Cloudless Smart Home

@pajinha I don't understand your statement. all my interfaces and vlans are enabled. is that what you mean?

stephenw10

He is saying you must also enable the VLAN parent interface in PIMD. I have no way of testing that though.

Steve

Cloudless Smart Home

@stephenw10 ok, now that makes sense.

somerino

I've read almost the whole thread and now I'm unsure, if the effort is worth it.
Of course I like the idea of separating the clients from iot devices.

But from a security POV, is it necessary to do that?
Is enabling broadcasting and multicasting over VLANS safer, than just putting Sonos and Clients in the same network with the right rules?

stephenw10

It is safer. Is it necessary? Only you can decide that really.

It's not designed to work across subnets. I would guess the vast majority of Sonos users have one subnet with servers and clients on it and don't see issues.

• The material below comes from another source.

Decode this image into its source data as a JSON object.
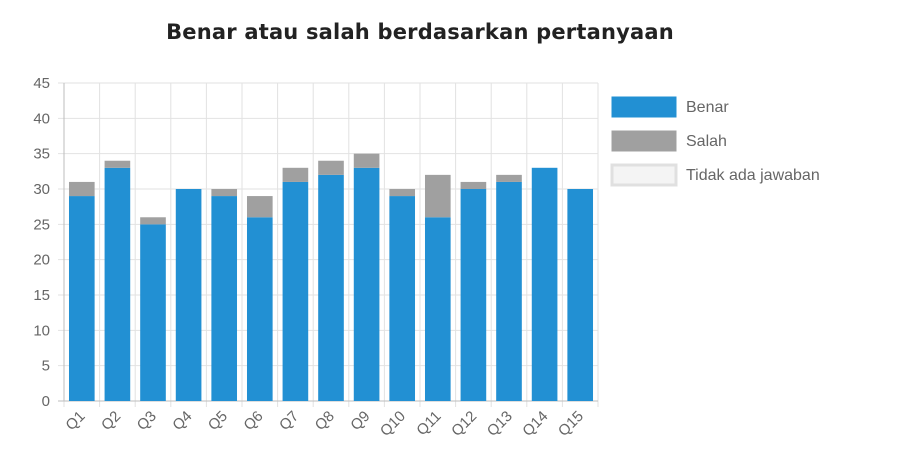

The question is if some firmware update suddenly added all your smart speakers to a bot net what other things on your network would that expose? And what sort of risk is that?

Steve

somerino

@stephenw10
Thanks Stephe for the reply.

I'm a little bit overwhelmed by the thread itself. I don't know which solution works. Whether it's PIMPD, Avahi or the UDP relay.
I think the relay looks promising, but isn't in the package manager yet: https://redmine.pfsense.org/issues/10818 Will this be a thing?

@stephenw10 said in Sonos speakers and applications on different subnets (VLAN's):

Only you can decide that really

For myself, I'd be thrilled to work this out somehow. But sadly my company network has way bigger security holes to close :( I'll comeback to this thread, when I've time!

EDIT: I tried it with IGMP-Proxy, doesn't work

Qinn

I can only speak for myself and I don't like IoT's that are closed source, be it cam's, Sonos, smart power plugs etc. I have no idea what so ever what they (can) do and how well there operating system is maintained. As an example I have video door cam that has a telnet service running, no idea why this should be and why telnet is chosen and not SSH.

It's like your home, some use a burglar alarm system others only have lock, so each to his own ;)

somerino

@qinn

I totaly agree. To be honest, I wish I could trust some companies to do their homework. I can't and don't want to control everything by myself.